When packing this way nuget also seems to ignore files included in the contentFiles section of the nuspec file.

Is this expected behavior? If it is, is there a way for me to pack from a csproj and get the content and tools folders to be included in the package?

I realize I could just use only a nuspec file and this would work, but I have multiple packages I'm trying to build this way and managing the dependencies manually becomes a less than trivial task.

Running NuGet 3.4.4.1321

My nuspec file:

<?xml version="1.0"?>
<package>
  <metadata>
    <id>$id$</id>
    <version>$version$</version>
    <title>$id$</title>
    <authors>authors</authors>
    <owners>$owners$</owners>
    <projectUrl>http://dummy.url</projectUrl>
    <requireLicenseAcceptance>false</requireLicenseAcceptance>
    <description>the description</description>
    <copyright>$copyright$</copyright>
    <releaseNotes>$releaseNotes$</releaseNotes>
    <contentFiles>
        <files include="content\App.config.install.xdt"/>
        <files include="content\App.config.uninstall.xdt"/>
        <files include="temp\App.config"/>
    </contentFiles>
    <tags>wpf testing</tags>
  </metadata>
</package>
2
Can you post your nuspec file please?Andy Lamb

2 Answers

1
votes

Turns out the documentation for this confused me a bit. Content Files are not a replacement for Files. In NuGet 3, both can be used simultaneously.

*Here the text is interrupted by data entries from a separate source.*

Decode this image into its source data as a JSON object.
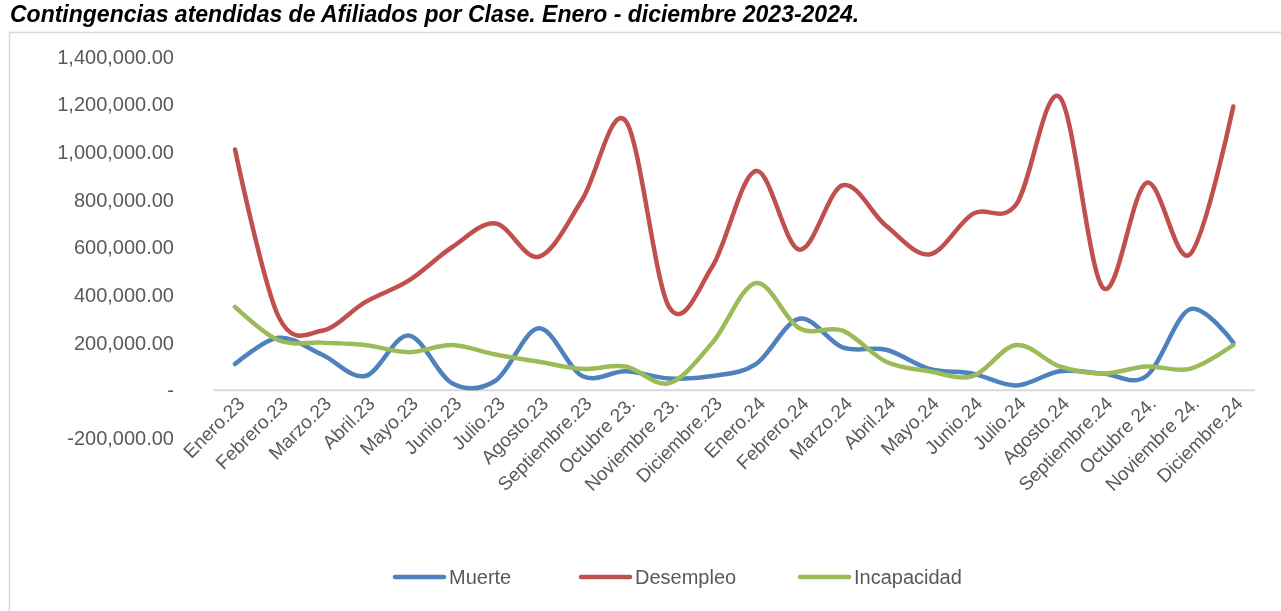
{
  "chart_data": {
    "type": "line",
    "title": "Contingencias atendidas de Afiliados por Clase. Enero - diciembre 2023-2024.",
    "categories": [
      "Enero.23",
      "Febrero.23",
      "Marzo.23",
      "Abril.23",
      "Mayo.23",
      "Junio.23",
      "Julio.23",
      "Agosto.23",
      "Septiembre.23",
      "Octubre 23.",
      "Noviembre 23.",
      "Diciembre.23",
      "Enero.24",
      "Febrero.24",
      "Marzo.24",
      "Abril.24",
      "Mayo.24",
      "Junio.24",
      "Julio.24",
      "Agosto.24",
      "Septiembre.24",
      "Octubre 24.",
      "Noviembre 24.",
      "Diciembre.24"
    ],
    "series": [
      {
        "name": "Muerte",
        "color": "#4f81bd",
        "values": [
          110000,
          220000,
          150000,
          60000,
          230000,
          30000,
          40000,
          260000,
          60000,
          80000,
          50000,
          60000,
          110000,
          300000,
          180000,
          170000,
          90000,
          70000,
          20000,
          80000,
          70000,
          60000,
          340000,
          200000
        ]
      },
      {
        "name": "Desempleo",
        "color": "#c0504d",
        "values": [
          1010000,
          310000,
          250000,
          370000,
          460000,
          600000,
          700000,
          560000,
          800000,
          1130000,
          350000,
          520000,
          920000,
          590000,
          860000,
          690000,
          570000,
          740000,
          780000,
          1230000,
          430000,
          870000,
          570000,
          1190000
        ]
      },
      {
        "name": "Incapacidad",
        "color": "#9bbb59",
        "values": [
          350000,
          210000,
          200000,
          190000,
          160000,
          190000,
          150000,
          120000,
          90000,
          100000,
          30000,
          200000,
          450000,
          260000,
          250000,
          120000,
          80000,
          60000,
          190000,
          100000,
          70000,
          100000,
          90000,
          190000
        ]
      }
    ],
    "ylim": [
      -200000,
      1400000
    ],
    "yticks": [
      {
        "value": -200000,
        "label": "-200,000.00"
      },
      {
        "value": 0,
        "label": "-"
      },
      {
        "value": 200000,
        "label": "200,000.00"
      },
      {
        "value": 400000,
        "label": "400,000.00"
      },
      {
        "value": 600000,
        "label": "600,000.00"
      },
      {
        "value": 800000,
        "label": "800,000.00"
      },
      {
        "value": 1000000,
        "label": "1,000,000.00"
      },
      {
        "value": 1200000,
        "label": "1,200,000.00"
      },
      {
        "value": 1400000,
        "label": "1,400,000.00"
      }
    ],
    "legend": "bottom"
  }
}
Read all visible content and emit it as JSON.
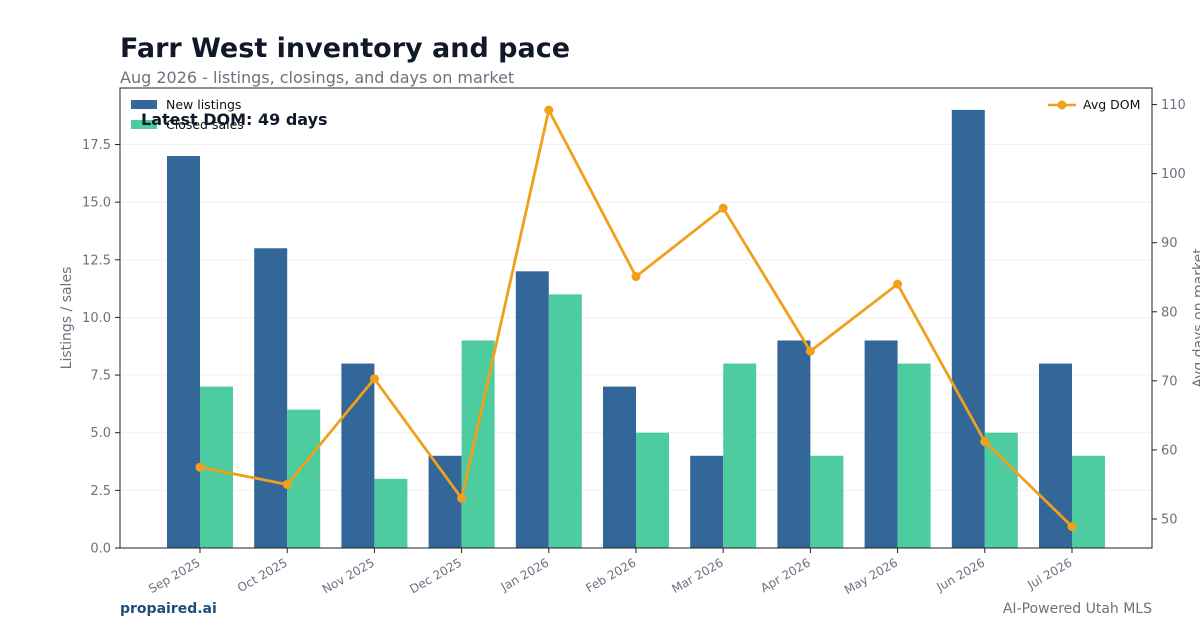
{
  "header": {
    "title": "Farr West inventory and pace",
    "subtitle": "Aug 2026 - listings, closings, and days on market"
  },
  "footer": {
    "brand": "propaired.ai",
    "tagline": "AI-Powered Utah MLS"
  },
  "colors": {
    "new_listings": "#336699",
    "closed_sales": "#4ccc9f",
    "avg_dom": "#f0a01a"
  },
  "chart_data": {
    "type": "bar",
    "categories": [
      "Sep 2025",
      "Oct 2025",
      "Nov 2025",
      "Dec 2025",
      "Jan 2026",
      "Feb 2026",
      "Mar 2026",
      "Apr 2026",
      "May 2026",
      "Jun 2026",
      "Jul 2026"
    ],
    "series": [
      {
        "name": "New listings",
        "type": "bar",
        "axis": "left",
        "values": [
          17,
          13,
          8,
          4,
          12,
          7,
          4,
          9,
          9,
          19,
          8
        ]
      },
      {
        "name": "Closed sales",
        "type": "bar",
        "axis": "left",
        "values": [
          7,
          6,
          3,
          9,
          11,
          5,
          8,
          4,
          8,
          5,
          4
        ]
      },
      {
        "name": "Avg DOM",
        "type": "line",
        "axis": "right",
        "values": [
          57.5,
          55,
          70.3,
          53,
          109.2,
          85.1,
          95,
          74.3,
          84,
          61.2,
          48.9
        ]
      }
    ],
    "title": "Farr West inventory and pace",
    "subtitle": "Aug 2026 - listings, closings, and days on market",
    "ylabel": "Listings / sales",
    "y2label": "Avg days on market",
    "ylim": [
      0,
      19.95
    ],
    "y2lim": [
      45.8,
      112.4
    ],
    "yticks": [
      "0.0",
      "2.5",
      "5.0",
      "7.5",
      "10.0",
      "12.5",
      "15.0",
      "17.5"
    ],
    "y2ticks": [
      "50",
      "60",
      "70",
      "80",
      "90",
      "100",
      "110"
    ],
    "annotation": "Latest DOM: 49 days",
    "legend_left": [
      "New listings",
      "Closed sales"
    ],
    "legend_right": [
      "Avg DOM"
    ],
    "legend_placement": "top-left and top-right",
    "grid": true
  }
}
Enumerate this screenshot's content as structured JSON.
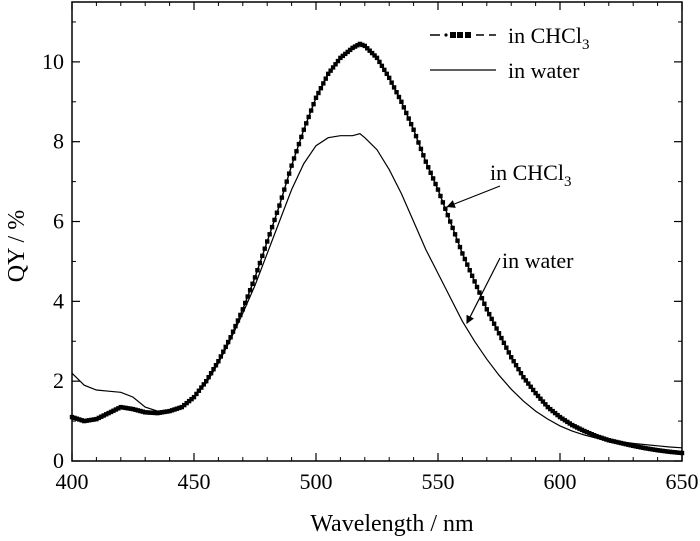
{
  "chart_data": {
    "type": "line",
    "xlabel": "Wavelength / nm",
    "ylabel": "QY / %",
    "xlim": [
      400,
      650
    ],
    "ylim": [
      0,
      11.5
    ],
    "xticks": [
      400,
      450,
      500,
      550,
      600,
      650
    ],
    "yticks": [
      0,
      2,
      4,
      6,
      8,
      10
    ],
    "grid": false,
    "legend_position": "top-right",
    "series": [
      {
        "name": "in CHCl3",
        "style": "dash-dot, square markers",
        "color": "#000000",
        "x": [
          400,
          405,
          410,
          415,
          420,
          425,
          430,
          435,
          440,
          445,
          450,
          455,
          460,
          465,
          470,
          475,
          480,
          485,
          490,
          495,
          500,
          505,
          510,
          515,
          518,
          520,
          525,
          530,
          535,
          540,
          545,
          550,
          555,
          560,
          565,
          570,
          575,
          580,
          585,
          590,
          595,
          600,
          605,
          610,
          615,
          620,
          625,
          630,
          635,
          640,
          645,
          650
        ],
        "y": [
          1.1,
          1.0,
          1.05,
          1.2,
          1.35,
          1.3,
          1.22,
          1.2,
          1.25,
          1.35,
          1.6,
          2.0,
          2.5,
          3.1,
          3.8,
          4.6,
          5.5,
          6.4,
          7.4,
          8.3,
          9.1,
          9.7,
          10.1,
          10.35,
          10.45,
          10.4,
          10.1,
          9.6,
          9.0,
          8.3,
          7.5,
          6.8,
          6.0,
          5.2,
          4.5,
          3.8,
          3.2,
          2.6,
          2.1,
          1.7,
          1.35,
          1.1,
          0.9,
          0.75,
          0.62,
          0.52,
          0.45,
          0.38,
          0.32,
          0.27,
          0.23,
          0.2
        ]
      },
      {
        "name": "in water",
        "style": "solid",
        "color": "#000000",
        "x": [
          400,
          405,
          410,
          415,
          420,
          425,
          430,
          435,
          440,
          445,
          450,
          455,
          460,
          465,
          470,
          475,
          480,
          485,
          490,
          495,
          500,
          505,
          510,
          515,
          518,
          520,
          525,
          530,
          535,
          540,
          545,
          550,
          555,
          560,
          565,
          570,
          575,
          580,
          585,
          590,
          595,
          600,
          605,
          610,
          615,
          620,
          625,
          630,
          635,
          640,
          645,
          650
        ],
        "y": [
          2.2,
          1.9,
          1.78,
          1.75,
          1.72,
          1.6,
          1.35,
          1.25,
          1.28,
          1.38,
          1.6,
          1.95,
          2.45,
          3.05,
          3.7,
          4.4,
          5.2,
          6.0,
          6.8,
          7.45,
          7.9,
          8.1,
          8.15,
          8.15,
          8.2,
          8.1,
          7.8,
          7.3,
          6.7,
          6.0,
          5.3,
          4.7,
          4.1,
          3.5,
          3.0,
          2.55,
          2.15,
          1.8,
          1.5,
          1.25,
          1.05,
          0.88,
          0.75,
          0.65,
          0.57,
          0.52,
          0.48,
          0.44,
          0.41,
          0.38,
          0.35,
          0.33
        ]
      }
    ],
    "legend": [
      {
        "label": "in CHCl",
        "subscript": "3"
      },
      {
        "label": "in water",
        "subscript": ""
      }
    ],
    "annotations": [
      {
        "label": "in CHCl",
        "subscript": "3",
        "arrow_to_series": "in CHCl3",
        "arrow_to_x": 553
      },
      {
        "label": "in water",
        "subscript": "",
        "arrow_to_series": "in water",
        "arrow_to_x": 561
      }
    ]
  }
}
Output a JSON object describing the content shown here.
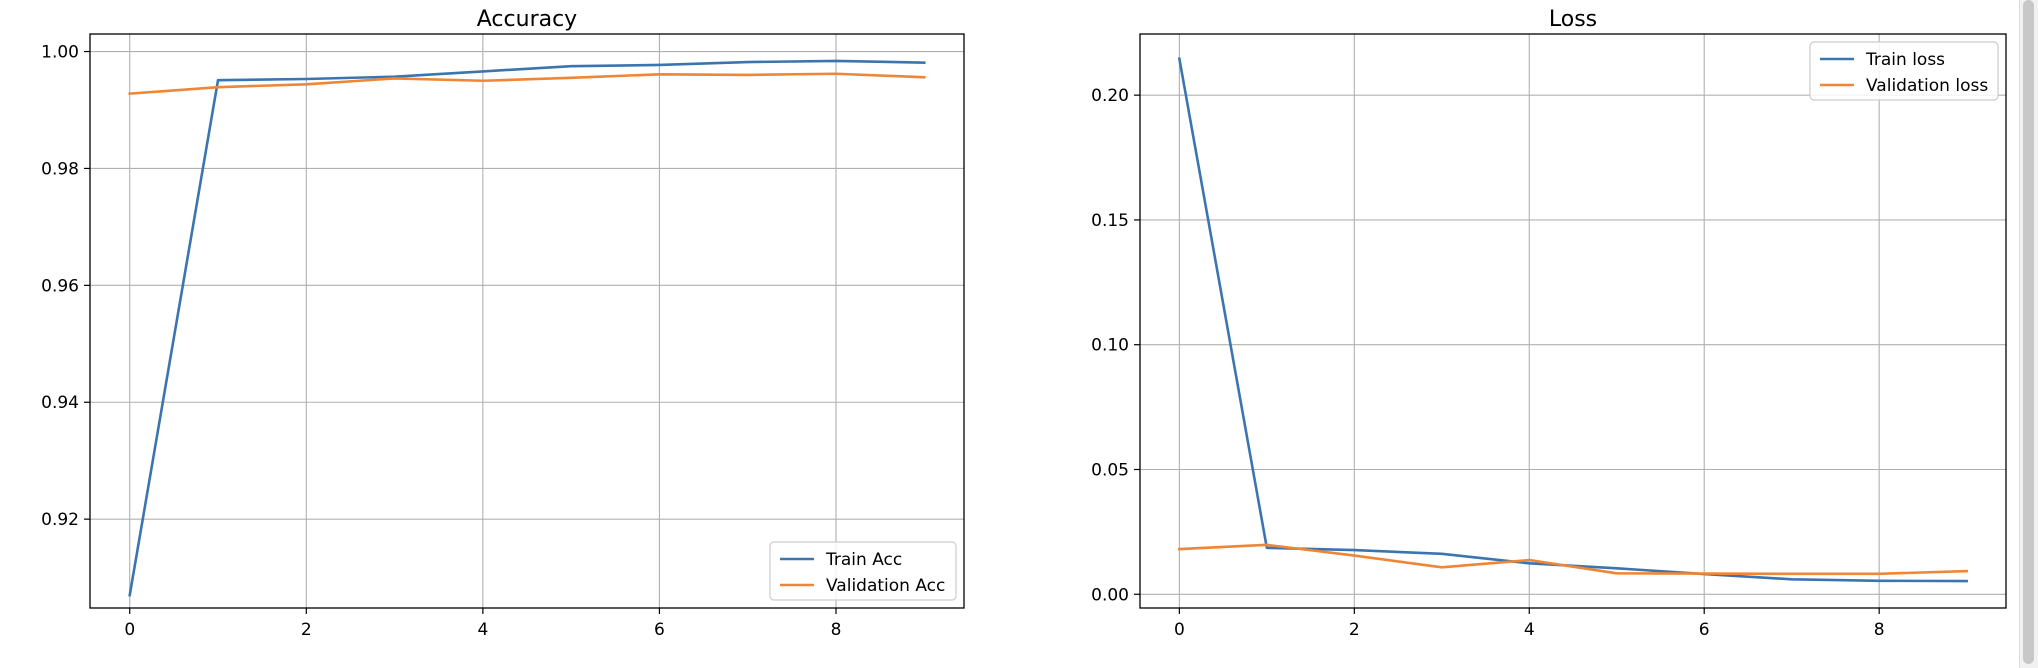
{
  "chart_data": [
    {
      "type": "line",
      "title": "Accuracy",
      "xlabel": "",
      "ylabel": "",
      "x": [
        0,
        1,
        2,
        3,
        4,
        5,
        6,
        7,
        8,
        9
      ],
      "xticks": [
        0,
        2,
        4,
        6,
        8
      ],
      "xtick_labels": [
        "0",
        "2",
        "4",
        "6",
        "8"
      ],
      "yticks": [
        0.92,
        0.94,
        0.96,
        0.98,
        1.0
      ],
      "ytick_labels": [
        "0.92",
        "0.94",
        "0.96",
        "0.98",
        "1.00"
      ],
      "xlim": [
        -0.45,
        9.45
      ],
      "ylim": [
        0.9048,
        1.003
      ],
      "grid": true,
      "legend_position": "lower-right",
      "series": [
        {
          "name": "Train Acc",
          "color": "#3b75af",
          "values": [
            0.907,
            0.9951,
            0.9953,
            0.9957,
            0.9966,
            0.9975,
            0.9977,
            0.9982,
            0.9984,
            0.9981
          ]
        },
        {
          "name": "Validation Acc",
          "color": "#ef8636",
          "values": [
            0.9928,
            0.9939,
            0.9944,
            0.9954,
            0.995,
            0.9955,
            0.9961,
            0.996,
            0.9962,
            0.9956
          ]
        }
      ]
    },
    {
      "type": "line",
      "title": "Loss",
      "xlabel": "",
      "ylabel": "",
      "x": [
        0,
        1,
        2,
        3,
        4,
        5,
        6,
        7,
        8,
        9
      ],
      "xticks": [
        0,
        2,
        4,
        6,
        8
      ],
      "xtick_labels": [
        "0",
        "2",
        "4",
        "6",
        "8"
      ],
      "yticks": [
        0.0,
        0.05,
        0.1,
        0.15,
        0.2
      ],
      "ytick_labels": [
        "0.00",
        "0.05",
        "0.10",
        "0.15",
        "0.20"
      ],
      "xlim": [
        -0.45,
        9.45
      ],
      "ylim": [
        -0.0055,
        0.2245
      ],
      "grid": true,
      "legend_position": "upper-right",
      "series": [
        {
          "name": "Train loss",
          "color": "#3b75af",
          "values": [
            0.2146,
            0.0186,
            0.0177,
            0.0162,
            0.0124,
            0.0104,
            0.0081,
            0.006,
            0.0054,
            0.0053
          ]
        },
        {
          "name": "Validation loss",
          "color": "#ef8636",
          "values": [
            0.0181,
            0.0198,
            0.0155,
            0.0108,
            0.0137,
            0.0084,
            0.0083,
            0.0082,
            0.0082,
            0.0093
          ]
        }
      ]
    }
  ]
}
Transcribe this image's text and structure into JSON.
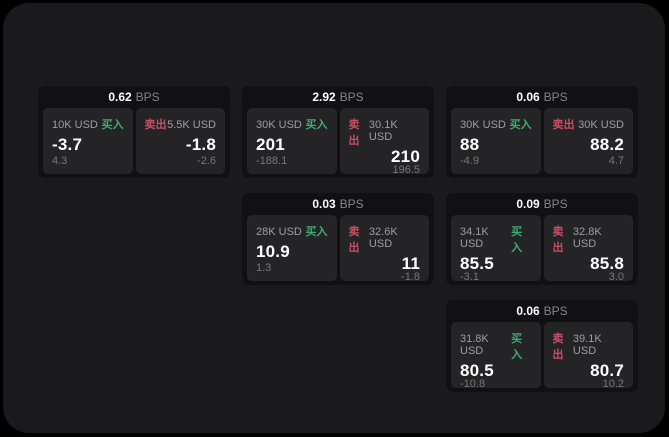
{
  "colors": {
    "page_bg": "#000000",
    "panel_bg": "#1a1a1c",
    "card_bg": "#111113",
    "tile_bg": "#242427",
    "buy_green": "#3fab6e",
    "sell_red": "#c94f63",
    "text_primary": "#ffffff",
    "text_secondary": "#9d9da3",
    "text_muted": "#76767c"
  },
  "labels": {
    "bps": "BPS",
    "buy": "买入",
    "sell": "卖出"
  },
  "cards": [
    {
      "bps": "0.62",
      "col": 1,
      "row": 1,
      "buy": {
        "amount": "10K USD",
        "price": "-3.7",
        "delta": "4.3"
      },
      "sell": {
        "amount": "5.5K USD",
        "price": "-1.8",
        "delta": "-2.6"
      }
    },
    {
      "bps": "2.92",
      "col": 2,
      "row": 1,
      "buy": {
        "amount": "30K USD",
        "price": "201",
        "delta": "-188.1"
      },
      "sell": {
        "amount": "30.1K USD",
        "price": "210",
        "delta": "196.5"
      }
    },
    {
      "bps": "0.06",
      "col": 3,
      "row": 1,
      "buy": {
        "amount": "30K USD",
        "price": "88",
        "delta": "-4.9"
      },
      "sell": {
        "amount": "30K USD",
        "price": "88.2",
        "delta": "4.7"
      }
    },
    {
      "bps": "0.03",
      "col": 2,
      "row": 2,
      "buy": {
        "amount": "28K USD",
        "price": "10.9",
        "delta": "1.3"
      },
      "sell": {
        "amount": "32.6K USD",
        "price": "11",
        "delta": "-1.8"
      }
    },
    {
      "bps": "0.09",
      "col": 3,
      "row": 2,
      "buy": {
        "amount": "34.1K USD",
        "price": "85.5",
        "delta": "-3.1"
      },
      "sell": {
        "amount": "32.8K USD",
        "price": "85.8",
        "delta": "3.0"
      }
    },
    {
      "bps": "0.06",
      "col": 3,
      "row": 3,
      "buy": {
        "amount": "31.8K USD",
        "price": "80.5",
        "delta": "-10.8"
      },
      "sell": {
        "amount": "39.1K USD",
        "price": "80.7",
        "delta": "10.2"
      }
    }
  ]
}
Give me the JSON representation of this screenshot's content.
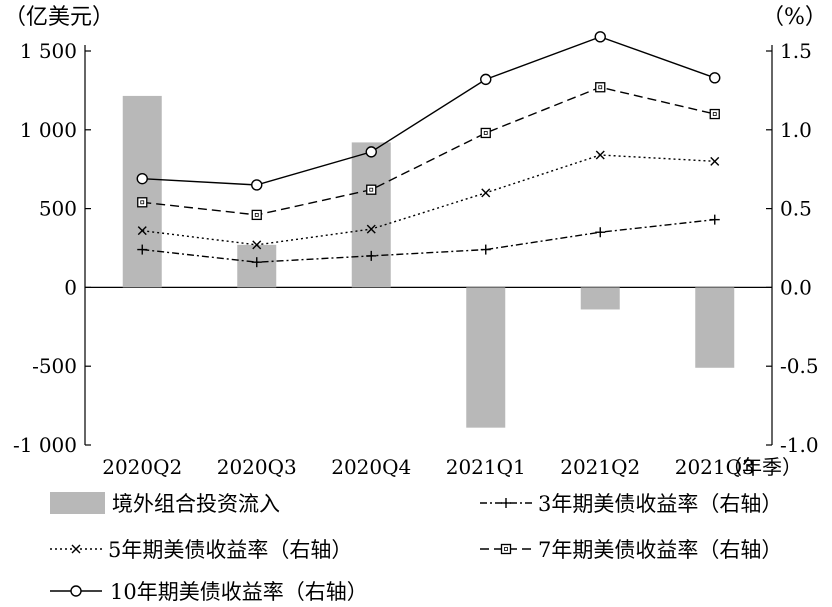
{
  "chart_data": {
    "type": "bar+line",
    "categories": [
      "2020Q2",
      "2020Q3",
      "2020Q4",
      "2021Q1",
      "2021Q2",
      "2021Q3"
    ],
    "x_unit": "（年季）",
    "left_axis": {
      "unit": "（亿美元）",
      "ylim": [
        -1000,
        1500
      ],
      "ticks": [
        {
          "value": 1500,
          "label": "1 500"
        },
        {
          "value": 1000,
          "label": "1 000"
        },
        {
          "value": 500,
          "label": "500"
        },
        {
          "value": 0,
          "label": "0"
        },
        {
          "value": -500,
          "label": "-500"
        },
        {
          "value": -1000,
          "label": "-1 000"
        }
      ]
    },
    "right_axis": {
      "unit": "（%）",
      "ylim": [
        -1.0,
        1.5
      ],
      "ticks": [
        {
          "value": 1.5,
          "label": "1.5"
        },
        {
          "value": 1.0,
          "label": "1.0"
        },
        {
          "value": 0.5,
          "label": "0.5"
        },
        {
          "value": 0.0,
          "label": "0.0"
        },
        {
          "value": -0.5,
          "label": "-0.5"
        },
        {
          "value": -1.0,
          "label": "-1.0"
        }
      ]
    },
    "bars": {
      "name": "境外组合投资流入",
      "axis": "left",
      "color": "#b8b8b8",
      "values": [
        1215,
        270,
        920,
        -890,
        -140,
        -510
      ]
    },
    "lines": [
      {
        "name": "3年期美债收益率（右轴）",
        "axis": "right",
        "marker": "plus",
        "dash": "7 3 2 3",
        "values": [
          0.24,
          0.16,
          0.2,
          0.24,
          0.35,
          0.43
        ]
      },
      {
        "name": "5年期美债收益率（右轴）",
        "axis": "right",
        "marker": "x",
        "dash": "2 3",
        "values": [
          0.36,
          0.27,
          0.37,
          0.6,
          0.84,
          0.8
        ]
      },
      {
        "name": "7年期美债收益率（右轴）",
        "axis": "right",
        "marker": "square",
        "dash": "9 5",
        "values": [
          0.54,
          0.46,
          0.62,
          0.98,
          1.27,
          1.1
        ]
      },
      {
        "name": "10年期美债收益率（右轴）",
        "axis": "right",
        "marker": "circle",
        "dash": "",
        "values": [
          0.69,
          0.65,
          0.86,
          1.32,
          1.59,
          1.33
        ]
      }
    ]
  }
}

Using the Files tag outside of the metadata tag in my nuspec file allowed me to specify items that go into the tools and content folder.

Updated nuspec:

<?xml version="1.0"?>
<package>
  <metadata>
    <id>$id$</id>
    <version>$version$</version>
    <title>$id$</title>
    <authors>authors</authors>
    <owners>$owners$</owners>
    <projectUrl>http://dummy.url</projectUrl>
    <requireLicenseAcceptance>false</requireLicenseAcceptance>
    <description>the description</description>
    <copyright>$copyright$</copyright>
    <releaseNotes>$releaseNotes$</releaseNotes>
    <tags>wpf testing</tags>
  </metadata>
 <files>
    <file src="App.config.install.xdt" target="content"/>
    <file src="App.config.uninstall.xdt" target="content"/>
    <file src="tools\install.ps1" target="tools"/>
  </files>
</package>

Hopefully this helps in case anyone else gets tripped up by the docs here.

A bit more discussion can be found in this NuGet Issue.

0
votes

You could do nuget pack -Tool

Tool - Specifies that the output files of the project should be placed in the tool folder.